City Prosecutor Keith Kaneshiro opened the Family Justice Center in November 2016, describing it as a one-stop shop for victims and a place where they can get services and a secure place to live.
But advocates criticized him for making those benefits conditional. In order to stay at shelter, victims have to be willing to testify against their abusers. They also aren't allowed to leave without an escort and the center is only open to single women.
"The city could make an enormous difference by modifying the design of the program so that it's not so much like a prison," said Nanci Kreidman, of the Domestic Violence Action Center.
She said her organization has referred victims there, but many refused to stay.
"They can't come and go as they please. They can't be in communication with people in their social network and all of that is to extract their cooperation," she said, adding that it can take months before the victim testifies and that means long stretches isolated from others.
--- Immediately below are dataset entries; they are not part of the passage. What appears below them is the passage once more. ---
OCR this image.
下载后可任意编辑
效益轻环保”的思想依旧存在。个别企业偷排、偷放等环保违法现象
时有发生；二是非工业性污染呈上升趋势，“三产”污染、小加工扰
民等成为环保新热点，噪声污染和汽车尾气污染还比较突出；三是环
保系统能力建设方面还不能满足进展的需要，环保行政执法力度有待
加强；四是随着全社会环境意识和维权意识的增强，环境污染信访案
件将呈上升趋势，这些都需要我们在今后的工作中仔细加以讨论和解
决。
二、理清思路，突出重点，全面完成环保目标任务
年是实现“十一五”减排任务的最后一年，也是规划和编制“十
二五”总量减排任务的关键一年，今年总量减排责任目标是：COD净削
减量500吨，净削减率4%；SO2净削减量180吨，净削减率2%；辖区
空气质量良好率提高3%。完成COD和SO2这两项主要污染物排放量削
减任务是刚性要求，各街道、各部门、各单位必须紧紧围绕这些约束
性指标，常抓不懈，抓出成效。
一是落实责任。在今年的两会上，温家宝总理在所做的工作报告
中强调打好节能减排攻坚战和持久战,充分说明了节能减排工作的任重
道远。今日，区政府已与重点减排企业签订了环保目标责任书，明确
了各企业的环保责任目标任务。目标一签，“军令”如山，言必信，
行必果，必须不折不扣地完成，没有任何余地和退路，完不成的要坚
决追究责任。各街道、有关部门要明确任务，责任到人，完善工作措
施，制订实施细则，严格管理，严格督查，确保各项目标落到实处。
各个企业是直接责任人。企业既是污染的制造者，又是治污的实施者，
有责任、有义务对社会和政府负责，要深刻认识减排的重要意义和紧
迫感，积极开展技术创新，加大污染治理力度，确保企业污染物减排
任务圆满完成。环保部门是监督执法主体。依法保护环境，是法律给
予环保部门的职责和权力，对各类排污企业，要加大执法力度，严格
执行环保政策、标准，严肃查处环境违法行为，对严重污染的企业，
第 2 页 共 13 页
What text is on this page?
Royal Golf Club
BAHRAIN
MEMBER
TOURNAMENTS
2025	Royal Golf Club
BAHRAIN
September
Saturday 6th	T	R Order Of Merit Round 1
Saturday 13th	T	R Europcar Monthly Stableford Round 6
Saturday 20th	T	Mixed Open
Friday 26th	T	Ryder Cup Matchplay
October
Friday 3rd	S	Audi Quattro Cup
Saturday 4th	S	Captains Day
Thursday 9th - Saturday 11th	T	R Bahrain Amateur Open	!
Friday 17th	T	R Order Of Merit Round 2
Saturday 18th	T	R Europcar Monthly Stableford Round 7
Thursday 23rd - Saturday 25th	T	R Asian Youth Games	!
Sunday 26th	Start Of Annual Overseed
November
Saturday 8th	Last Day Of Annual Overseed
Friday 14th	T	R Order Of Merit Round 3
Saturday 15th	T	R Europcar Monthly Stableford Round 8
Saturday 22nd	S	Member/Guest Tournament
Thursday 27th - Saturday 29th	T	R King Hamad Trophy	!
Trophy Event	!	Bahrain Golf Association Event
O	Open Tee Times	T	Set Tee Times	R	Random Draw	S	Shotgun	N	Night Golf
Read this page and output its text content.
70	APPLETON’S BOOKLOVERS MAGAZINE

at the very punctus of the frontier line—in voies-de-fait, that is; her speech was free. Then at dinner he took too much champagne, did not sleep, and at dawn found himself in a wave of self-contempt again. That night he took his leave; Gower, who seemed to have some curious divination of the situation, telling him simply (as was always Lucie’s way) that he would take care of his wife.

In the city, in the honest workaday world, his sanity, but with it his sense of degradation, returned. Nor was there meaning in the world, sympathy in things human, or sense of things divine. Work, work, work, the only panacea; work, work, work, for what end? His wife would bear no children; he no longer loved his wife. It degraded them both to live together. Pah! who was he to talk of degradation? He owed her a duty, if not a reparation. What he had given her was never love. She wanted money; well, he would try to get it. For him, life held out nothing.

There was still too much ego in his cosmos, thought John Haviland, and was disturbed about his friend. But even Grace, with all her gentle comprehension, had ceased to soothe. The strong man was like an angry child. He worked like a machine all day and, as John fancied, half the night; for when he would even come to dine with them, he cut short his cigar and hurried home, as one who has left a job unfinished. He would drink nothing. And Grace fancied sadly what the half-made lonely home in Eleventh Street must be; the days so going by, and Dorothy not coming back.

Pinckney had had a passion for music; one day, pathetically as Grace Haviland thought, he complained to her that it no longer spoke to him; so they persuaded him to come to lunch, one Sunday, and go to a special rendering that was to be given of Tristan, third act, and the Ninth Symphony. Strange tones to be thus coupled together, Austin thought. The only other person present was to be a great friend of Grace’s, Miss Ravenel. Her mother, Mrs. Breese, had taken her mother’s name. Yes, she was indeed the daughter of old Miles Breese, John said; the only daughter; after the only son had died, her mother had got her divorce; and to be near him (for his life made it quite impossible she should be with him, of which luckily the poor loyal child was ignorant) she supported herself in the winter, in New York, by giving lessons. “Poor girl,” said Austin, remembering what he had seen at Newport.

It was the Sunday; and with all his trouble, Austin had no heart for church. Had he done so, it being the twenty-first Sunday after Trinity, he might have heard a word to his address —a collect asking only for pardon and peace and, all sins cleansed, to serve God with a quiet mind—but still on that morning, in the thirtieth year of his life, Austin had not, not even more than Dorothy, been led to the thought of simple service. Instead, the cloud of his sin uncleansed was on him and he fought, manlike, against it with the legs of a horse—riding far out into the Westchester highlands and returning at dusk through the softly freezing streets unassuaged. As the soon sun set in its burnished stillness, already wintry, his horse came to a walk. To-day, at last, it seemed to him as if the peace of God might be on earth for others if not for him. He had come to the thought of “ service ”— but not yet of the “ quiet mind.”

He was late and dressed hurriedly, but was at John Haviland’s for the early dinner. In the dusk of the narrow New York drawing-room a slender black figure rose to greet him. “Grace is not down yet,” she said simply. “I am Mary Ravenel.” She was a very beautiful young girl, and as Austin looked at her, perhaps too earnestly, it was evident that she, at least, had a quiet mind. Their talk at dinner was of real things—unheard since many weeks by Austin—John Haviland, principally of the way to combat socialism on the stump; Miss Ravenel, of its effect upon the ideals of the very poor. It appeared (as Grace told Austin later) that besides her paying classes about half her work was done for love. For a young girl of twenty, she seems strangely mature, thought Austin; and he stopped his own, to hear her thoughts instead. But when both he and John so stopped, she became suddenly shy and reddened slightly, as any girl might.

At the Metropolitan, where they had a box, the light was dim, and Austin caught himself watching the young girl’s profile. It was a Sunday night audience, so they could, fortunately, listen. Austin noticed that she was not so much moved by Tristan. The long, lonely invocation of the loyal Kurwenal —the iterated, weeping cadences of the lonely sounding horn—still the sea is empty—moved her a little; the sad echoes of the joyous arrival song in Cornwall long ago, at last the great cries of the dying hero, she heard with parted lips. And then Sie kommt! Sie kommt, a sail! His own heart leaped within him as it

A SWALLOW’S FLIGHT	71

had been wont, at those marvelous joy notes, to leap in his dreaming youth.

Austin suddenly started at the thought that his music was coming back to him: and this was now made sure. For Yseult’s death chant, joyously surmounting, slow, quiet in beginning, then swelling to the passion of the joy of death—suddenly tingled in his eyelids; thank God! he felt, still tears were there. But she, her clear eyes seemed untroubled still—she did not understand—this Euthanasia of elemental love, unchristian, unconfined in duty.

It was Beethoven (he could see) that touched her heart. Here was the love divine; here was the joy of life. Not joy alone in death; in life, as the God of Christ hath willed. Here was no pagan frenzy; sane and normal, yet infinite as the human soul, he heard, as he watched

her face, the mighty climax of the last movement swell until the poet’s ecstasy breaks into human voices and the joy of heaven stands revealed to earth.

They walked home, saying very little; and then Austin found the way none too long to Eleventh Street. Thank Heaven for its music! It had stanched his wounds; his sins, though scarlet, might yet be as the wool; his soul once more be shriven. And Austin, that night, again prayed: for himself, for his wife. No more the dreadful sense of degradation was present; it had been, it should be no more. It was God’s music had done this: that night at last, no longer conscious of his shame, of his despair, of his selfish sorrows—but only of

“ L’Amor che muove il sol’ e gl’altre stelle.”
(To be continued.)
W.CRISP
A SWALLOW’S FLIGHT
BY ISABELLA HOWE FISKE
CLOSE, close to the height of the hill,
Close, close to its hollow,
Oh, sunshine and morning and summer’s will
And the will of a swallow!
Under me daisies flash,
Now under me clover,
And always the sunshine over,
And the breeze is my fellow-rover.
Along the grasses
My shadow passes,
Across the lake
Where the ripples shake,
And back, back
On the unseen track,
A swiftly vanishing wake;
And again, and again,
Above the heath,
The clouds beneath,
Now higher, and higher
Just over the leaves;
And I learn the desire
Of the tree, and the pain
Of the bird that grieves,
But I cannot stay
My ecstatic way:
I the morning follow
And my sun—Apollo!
The shelter's requirements contributed to Kaneshiro changing the name of the facility in 2017 to the Prosecutor's Safe House. The founders of the Family Justice Center concept say a shelter run by law enforcement does not serve victims but bullies them into testifying.
Currently, there are three people staying at the site, according to the Honolulu Prosecutor's Office.
In all of 2017, only 13 people sought help there, leaving most of the rooms empty.
The converted apartment building is also a focal point for the federal government, which is investigating Kaneshiro's office over the project.
Multiple witnesses connected to the center have been summoned to testify before a federal grand jury about questionable practices with the purchase and renovation of the building.
Advocates say there is a need for victims of human trafficking and assault and hope city leaders will find a way to balance the various needs.
"There are a lot of homeless survivors of domestic violence," Kreidman said.
Caldwell said that is a possibility.
"We're working with the prosecutor's office to put in folks we think would be suitable, who are right now on our streets and are homeless," he said. "It could be women, it could be those with families perhaps or children but we're looking at it. We really need to fill this site. It a shame, a real shame and a loss to the community with those units sitting empty for over a year."